Dass er nicht häufiger zum Telefonhörer gegriffen hat, um sich mit Fachkollegen auszutauschen, sieht Prof. Hendrik Streeck, Virologe an der Uni-Klinik Bonn, als sein Corona-Versäumnis.
Aber wie steht es um die Verantwortung?
Karl-Josef Laumann, beginnt sein "Mea Culpa" ganz politikermäßig:
Ich muss voranstellen, dass ich das landes- und bundesweite Management von Corona in der Gesamtschau als recht gelungen betrachte. Ich glaube auch, dass viele Dinge, die in der Rückschau kritisiert werden, immer vor dem Hintergrund der Situation bewertet werden müssen.

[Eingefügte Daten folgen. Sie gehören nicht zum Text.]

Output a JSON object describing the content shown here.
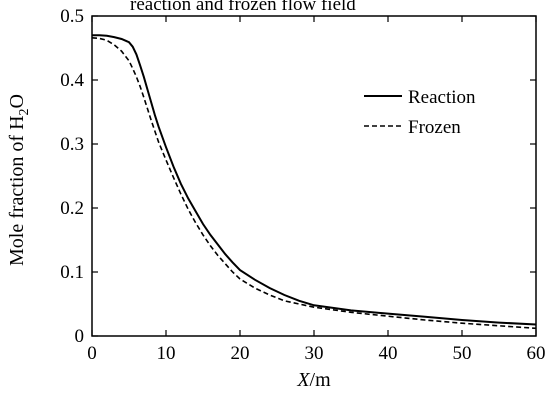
{
  "chart_data": {
    "type": "line",
    "title_clipped": "reaction and frozen flow field",
    "xlabel_italic": "X",
    "xlabel_unit": "/m",
    "ylabel_prefix": "Mole fraction of H",
    "ylabel_sub": "2",
    "ylabel_suffix": "O",
    "xlim": [
      0,
      60
    ],
    "ylim": [
      0,
      0.5
    ],
    "xticks": [
      0,
      10,
      20,
      30,
      40,
      50,
      60
    ],
    "yticks": [
      0,
      0.1,
      0.2,
      0.3,
      0.4,
      0.5
    ],
    "xtick_labels": [
      "0",
      "10",
      "20",
      "30",
      "40",
      "50",
      "60"
    ],
    "ytick_labels": [
      "0",
      "0.1",
      "0.2",
      "0.3",
      "0.4",
      "0.5"
    ],
    "legend_position": "top-right",
    "series": [
      {
        "name": "Reaction",
        "style": "solid",
        "x": [
          0,
          1,
          2,
          3,
          4,
          5,
          5.5,
          6,
          6.5,
          7,
          7.5,
          8,
          8.5,
          9,
          10,
          11,
          12,
          13,
          14,
          15,
          16,
          17,
          18,
          19,
          20,
          22,
          24,
          26,
          28,
          30,
          35,
          40,
          45,
          50,
          55,
          60
        ],
        "y": [
          0.47,
          0.47,
          0.469,
          0.467,
          0.464,
          0.459,
          0.452,
          0.44,
          0.423,
          0.405,
          0.385,
          0.365,
          0.345,
          0.327,
          0.295,
          0.265,
          0.238,
          0.215,
          0.195,
          0.175,
          0.158,
          0.143,
          0.128,
          0.115,
          0.103,
          0.088,
          0.075,
          0.064,
          0.055,
          0.048,
          0.04,
          0.035,
          0.03,
          0.025,
          0.021,
          0.018
        ]
      },
      {
        "name": "Frozen",
        "style": "dashed",
        "x": [
          0,
          1,
          2,
          3,
          4,
          5,
          5.5,
          6,
          6.5,
          7,
          7.5,
          8,
          8.5,
          9,
          10,
          11,
          12,
          13,
          14,
          15,
          16,
          17,
          18,
          19,
          20,
          22,
          24,
          26,
          28,
          30,
          35,
          40,
          45,
          50,
          55,
          60
        ],
        "y": [
          0.466,
          0.465,
          0.462,
          0.455,
          0.445,
          0.43,
          0.418,
          0.405,
          0.39,
          0.373,
          0.355,
          0.337,
          0.32,
          0.303,
          0.275,
          0.248,
          0.222,
          0.198,
          0.177,
          0.158,
          0.141,
          0.126,
          0.113,
          0.1,
          0.089,
          0.075,
          0.064,
          0.055,
          0.05,
          0.045,
          0.037,
          0.031,
          0.025,
          0.02,
          0.016,
          0.012
        ]
      }
    ]
  }
}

Karl-Josef Laumann, CDU, Gesundheitsminister Nordrhein-Westfalen
Kritisch sieht er heute die "strikten Besuchsregelungen für Krankenhäuser und Pflegeheime und die Belastungen der Maßnahmen für Kinder und Jugendliche". Aber wie steht es um die Verantwortung, die Entschuldigung, eine Wiedergutmachung?
Es gab Menschen, die ihre letzte Lebensphase deswegen allein verbringen mussten, und Familien, die ihre Angehörigen nicht verabschieden konnten. Ich kann den Gedanken daran nur sehr schwer ertragen.
Karl-Josef Laumann
So zieht sich das durch. Wie künftig all die "Fehler" vermieden werden können, Entscheidungen, die für Leid und Elend gesorgt haben, weiß man nach den 25 Statements nicht. Wie die weitere Aufklärung gelingen soll, ist vor allem deshalb rätselhaft, weil sich eine verantwortliche Gruppe besonders rarmacht: Journalisten.